As things stand, the global capitalist economy and contemporary western societies in general function in a very asymmetrical and dangerous manner: the rich get richer and the poor get poorer. Global neoliberalism suppresses wages, increases inequality, and destroys the social fabric. Capitalism is a socioeconomic system in dire need of a replacement, and a new social order is very much needed. In this manner, the responsibility falls clearly on progressive political economy to chart a full-fledged alternative course, with UNCTAD’s 2017 Trade and Development Report, titled Beyond Austerity: Towards a Global New Deal, providing a possible starting point.

Policy Recommendations

Going forward, here are the principles and priorities that could provide the framework for the implementation of transformative progressive economic policies.

  • Capitalism is an inherently unstable socioeconomic system with a natural tendency toward crises, and thus must be regulated; especially the financial sector, which constitutes the most dynamic and potentially destructive aspect of capital accumulation.
  • Banks, as critical entities of the financial sector of the economy, are in essence social institutions and their main role or function should be to accept deposits by the public and issue loans. When banks and other financial institutions fail, they should be nationalized without any hesitation and all attempts to socialize losses should be immediately seen for what they are: unethical and undemocratic undertakings brought about by tight-knit linkages between governments and private interests. In periods of crisis, the recapitalization of banks with public funds must be accompanied by the state’s participation in banks’ equity capital.
  • Markets are socially designed institutions, and as such, the idea of the “free market” represents one of the most pervasive and dangerous myths of contemporary capitalism.
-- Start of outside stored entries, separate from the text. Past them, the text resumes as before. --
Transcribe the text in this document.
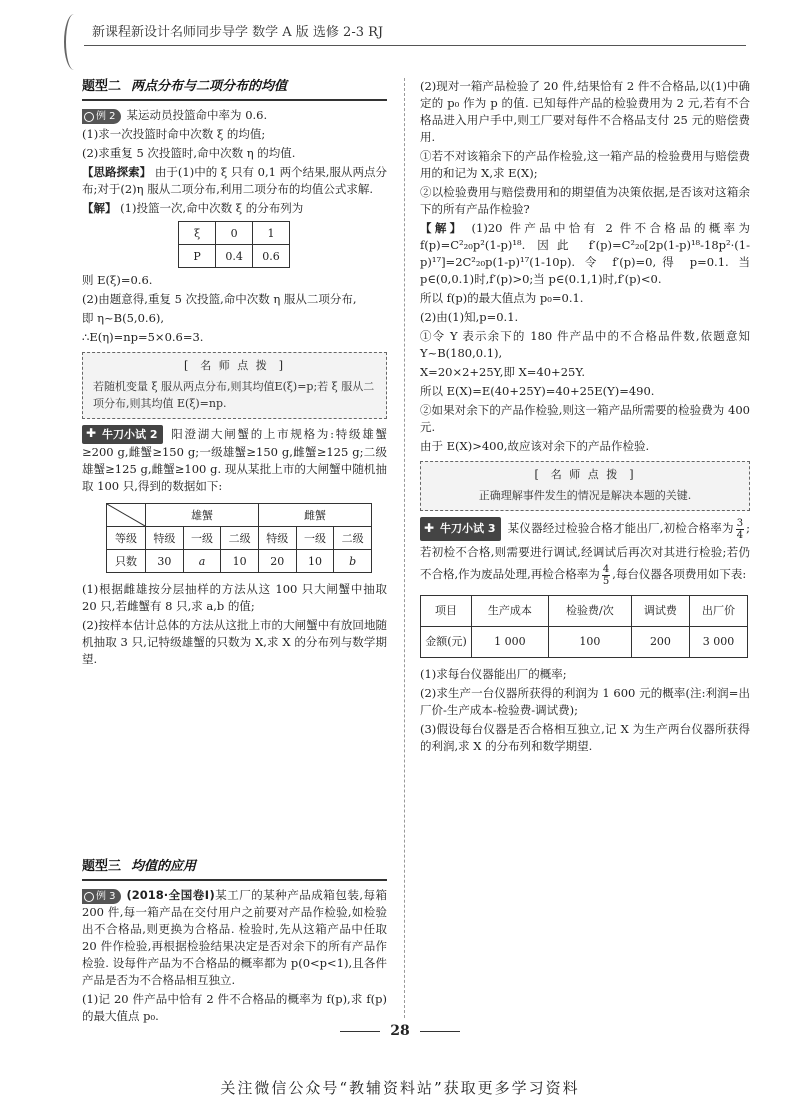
新课程新设计名师同步导学 数学 A 版 选修 2-3 RJ
题型二 两点分布与二项分布的均值

例 2 某运动员投篮命中率为 0.6.

(1)求一次投篮时命中次数 ξ 的均值;

(2)求重复 5 次投篮时,命中次数 η 的均值.

【思路探索】 由于(1)中的 ξ 只有 0,1 两个结果,服从两点分布;对于(2)η 服从二项分布,利用二项分布的均值公式求解.

【解】 (1)投篮一次,命中次数 ξ 的分布列为

ξ	0	1
P	0.4	0.6

则 E(ξ)=0.6.

(2)由题意得,重复 5 次投篮,命中次数 η 服从二项分布,

即 η~B(5,0.6),

∴E(η)=np=5×0.6=3.

[ 名 师 点 拨 ]
若随机变量 ξ 服从两点分布,则其均值E(ξ)=p;若 ξ 服从二项分布,则其均值 E(ξ)=np.

✚ 牛刀小试 2 阳澄湖大闸蟹的上市规格为:特级雄蟹≥200 g,雌蟹≥150 g;一级雄蟹≥150 g,雌蟹≥125 g;二级雄蟹≥125 g,雌蟹≥100 g. 现从某批上市的大闸蟹中随机抽取 100 只,得到的数据如下:

	雄蟹			雌蟹		
等级	特级	一级	二级	特级	一级	二级
只数	30	a	10	20	10	b

(1)根据雌雄按分层抽样的方法从这 100 只大闸蟹中抽取 20 只,若雌蟹有 8 只,求 a,b 的值;

(2)按样本估计总体的方法从这批上市的大闸蟹中有放回地随机抽取 3 只,记特级雄蟹的只数为 X,求 X 的分布列与数学期望.

题型三 均值的应用

例 3 (2018·全国卷Ⅰ)某工厂的某种产品成箱包装,每箱 200 件,每一箱产品在交付用户之前要对产品作检验,如检验出不合格品,则更换为合格品. 检验时,先从这箱产品中任取 20 件作检验,再根据检验结果决定是否对余下的所有产品作检验. 设每件产品为不合格品的概率都为 p(0<p<1),且各件产品是否为不合格品相互独立.

(1)记 20 件产品中恰有 2 件不合格品的概率为 f(p),求 f(p)的最大值点 p₀.

(2)现对一箱产品检验了 20 件,结果恰有 2 件不合格品,以(1)中确定的 p₀ 作为 p 的值. 已知每件产品的检验费用为 2 元,若有不合格品进入用户手中,则工厂要对每件不合格品支付 25 元的赔偿费用.

①若不对该箱余下的产品作检验,这一箱产品的检验费用与赔偿费用的和记为 X,求 E(X);

②以检验费用与赔偿费用和的期望值为决策依据,是否该对这箱余下的所有产品作检验?

【解】 (1)20 件产品中恰有 2 件不合格品的概率为 f(p)=C²₂₀p²(1-p)¹⁸. 因此 f′(p)=C²₂₀[2p(1-p)¹⁸-18p²·(1-p)¹⁷]=2C²₂₀p(1-p)¹⁷(1-10p). 令 f′(p)=0,得 p=0.1. 当 p∈(0,0.1)时,f′(p)>0;当 p∈(0.1,1)时,f′(p)<0.

所以 f(p)的最大值点为 p₀=0.1.

(2)由(1)知,p=0.1.

①令 Y 表示余下的 180 件产品中的不合格品件数,依题意知 Y~B(180,0.1),

X=20×2+25Y,即 X=40+25Y.

所以 E(X)=E(40+25Y)=40+25E(Y)=490.

②如果对余下的产品作检验,则这一箱产品所需要的检验费为 400 元.

由于 E(X)>400,故应该对余下的产品作检验.

[ 名 师 点 拨 ]
正确理解事件发生的情况是解决本题的关键.

✚ 牛刀小试 3 某仪器经过检验合格才能出厂,初检合格率为 $\frac{3}{4}$ ;若初检不合格,则需要进行调试,经调试后再次对其进行检验;若仍不合格,作为废品处理,再检合格率为 $\frac{4}{5}$ ,每台仪器各项费用如下表:

项目	生产成本	检验费/次	调试费	出厂价
金额(元)	1 000	100	200	3 000

(1)求每台仪器能出厂的概率;

(2)求生产一台仪器所获得的利润为 1 600 元的概率(注:利润=出厂价-生产成本-检验费-调试费);

(3)假设每台仪器是否合格相互独立,记 X 为生产两台仪器所获得的利润,求 X 的分布列和数学期望.

28
关注微信公众号“教辅资料站”获取更多学习资料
From antiquity to the present, trade was based on contracts and agreement between government authorities and was spread through the direct intervention of the state. Human societies without markets cannot thrive. However, markets often enough function inefficiently (they create oligopolies, give rise to undesirable incentives and cause externalities), and they cannot produce public goods in sufficiently large quantities to satisfy societal needs. Therefore, state intervention into markets is both a social need and a necessary moral obligation.
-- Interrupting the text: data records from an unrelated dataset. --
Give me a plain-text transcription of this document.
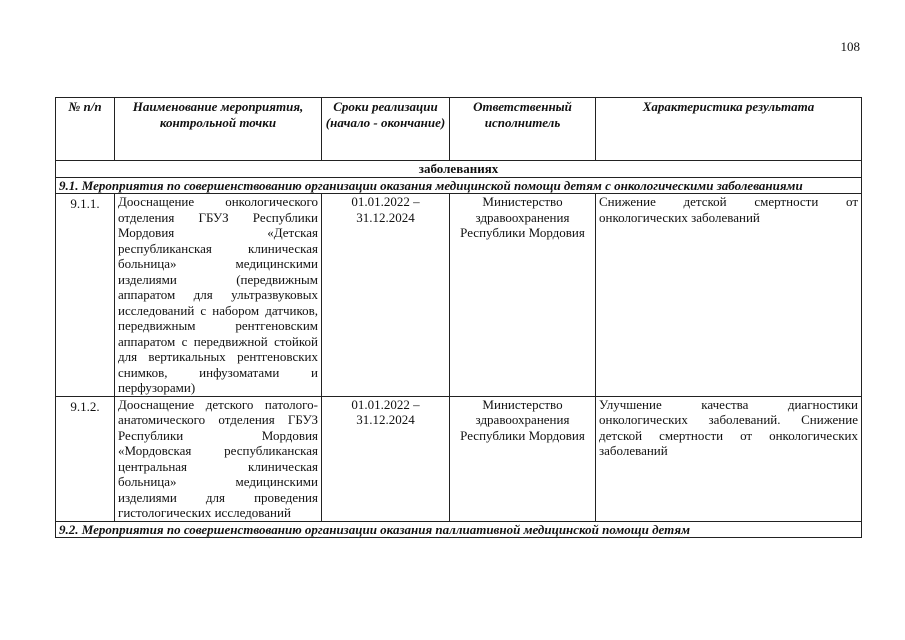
108
№ п/п	Наименование мероприятия, контрольной точки	Сроки реализации (начало - окончание)	Ответственный исполнитель	Характеристика результата
заболеваниях				
9.1. Мероприятия по совершенствованию организации оказания медицинской помощи детям с онкологическими заболеваниями				
9.1.1.	Дооснащение онкологического отделения ГБУЗ Республики Мордовия «Детская республиканская клиническая больница» медицинскими изделиями (передвижным аппаратом для ультразвуковых исследований с набором датчиков, передвижным рентгеновским аппаратом с передвижной стойкой для вертикальных рентгеновских снимков, инфузоматами и перфузорами)	01.01.2022 – 31.12.2024	Министерство здравоохранения Республики Мордовия	Снижение детской смертности от онкологических заболеваний
9.1.2.	Дооснащение детского патолого-анатомического отделения ГБУЗ Республики Мордовия «Мордовская республиканская центральная клиническая больница» медицинскими изделиями для проведения гистологических исследований	01.01.2022 – 31.12.2024	Министерство здравоохранения Республики Мордовия	Улучшение качества диагностики онкологических заболеваний. Снижение детской смертности от онкологических заболеваний
9.2. Мероприятия по совершенствованию организации оказания паллиативной медицинской помощи детям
  • The economic sphere does not represent an opposite pole from the social sphere. The aim of the economy is to improve the human condition, a principle that mandates that the process of wealth creation in any given society should not be purely for private gain but, first and foremost, for the support and enhancement of economic infrastructure and social institutions for further economic and social development; with the ultimate goal being the attainment of a decent standard of living for all citizens. Free education and health care should be accessible to everyone, along with the right to a job. Indeed, full employment (See Pollin, 2012) must become a key pillar of a progressive economic policy in the 21st century.
  • Workplaces with a human-centered design must replace the current authoritarian trends embodied in most capitalist enterprises, and participatory economics (social ownership, self-managing workers, etc.,) should be highly encouraged and supported.
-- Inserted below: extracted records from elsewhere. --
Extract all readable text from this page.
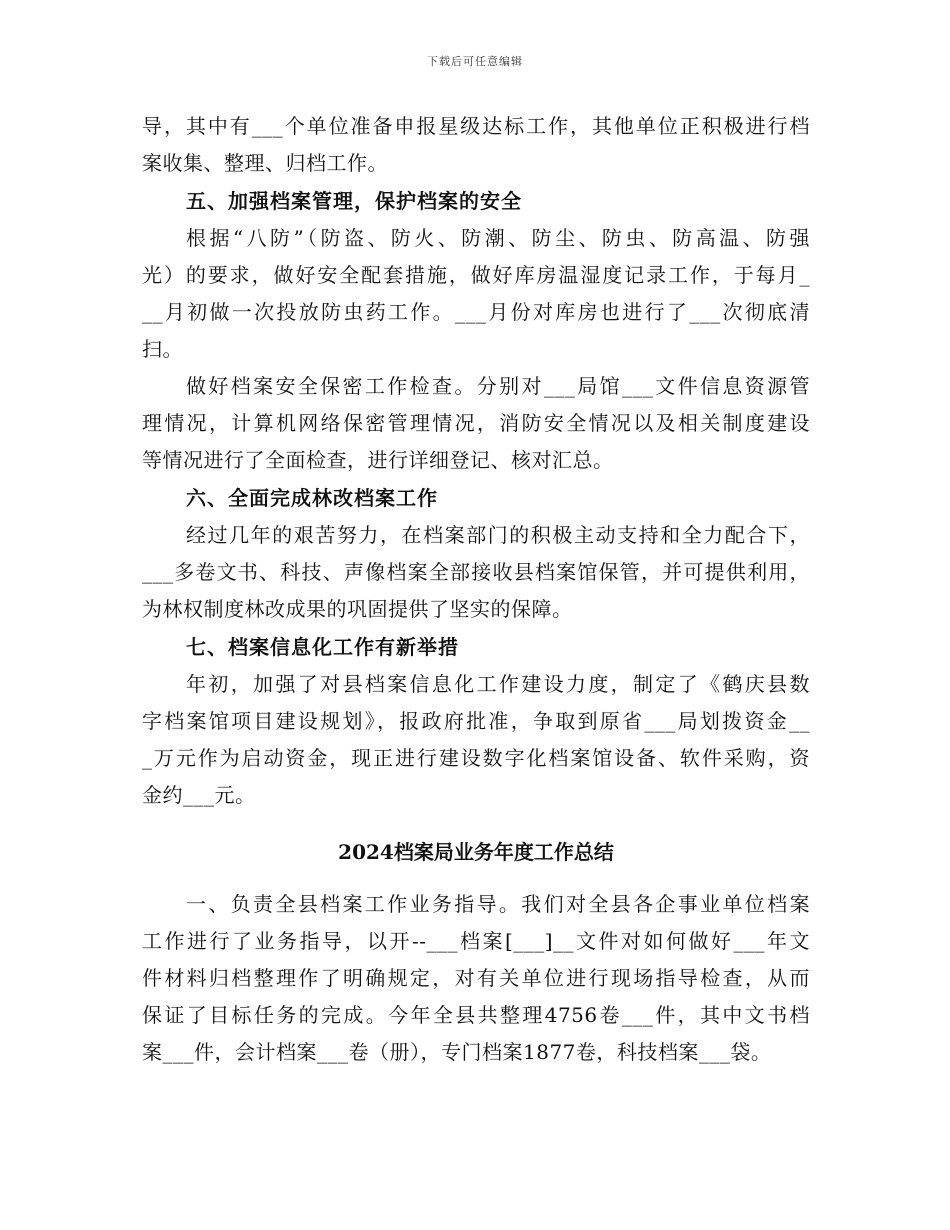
下载后可任意编辑
导，其中有___个单位准备申报星级达标工作，其他单位正积极进行档
案收集、整理、归档工作。
五、加强档案管理，保护档案的安全
根据“八防”（防盗、防火、防潮、防尘、防虫、防高温、防强
光）的要求，做好安全配套措施，做好库房温湿度记录工作，于每月_
__月初做一次投放防虫药工作。___月份对库房也进行了___次彻底清
扫。
做好档案安全保密工作检查。分别对___局馆___文件信息资源管
理情况，计算机网络保密管理情况，消防安全情况以及相关制度建设
等情况进行了全面检查，进行详细登记、核对汇总。
六、全面完成林改档案工作
经过几年的艰苦努力，在档案部门的积极主动支持和全力配合下，
___多卷文书、科技、声像档案全部接收县档案馆保管，并可提供利用，
为林权制度林改成果的巩固提供了坚实的保障。
七、档案信息化工作有新举措
年初，加强了对县档案信息化工作建设力度，制定了《鹤庆县数
字档案馆项目建设规划》，报政府批准，争取到原省___局划拨资金__
_万元作为启动资金，现正进行建设数字化档案馆设备、软件采购，资
金约___元。
2024档案局业务年度工作总结
一、负责全县档案工作业务指导。我们对全县各企事业单位档案
工作进行了业务指导，以开--___档案[___]__文件对如何做好___年文
件材料归档整理作了明确规定，对有关单位进行现场指导检查，从而
保证了目标任务的完成。今年全县共整理4756卷___件，其中文书档
案___件，会计档案___卷（册），专门档案1877卷，科技档案___袋。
  • The improvement of the quality of the environment (with key priorities being the protection and preservation of ecosystems in oceans and seas and the protection of forests and natural wealth, in combination with policies seeking to address the phenomenon of climate change) ought to be a strategic aim of a progressive economic policy, realizing that the urgency of environmental issues concerns, in the final analysis, the very survival of our own species.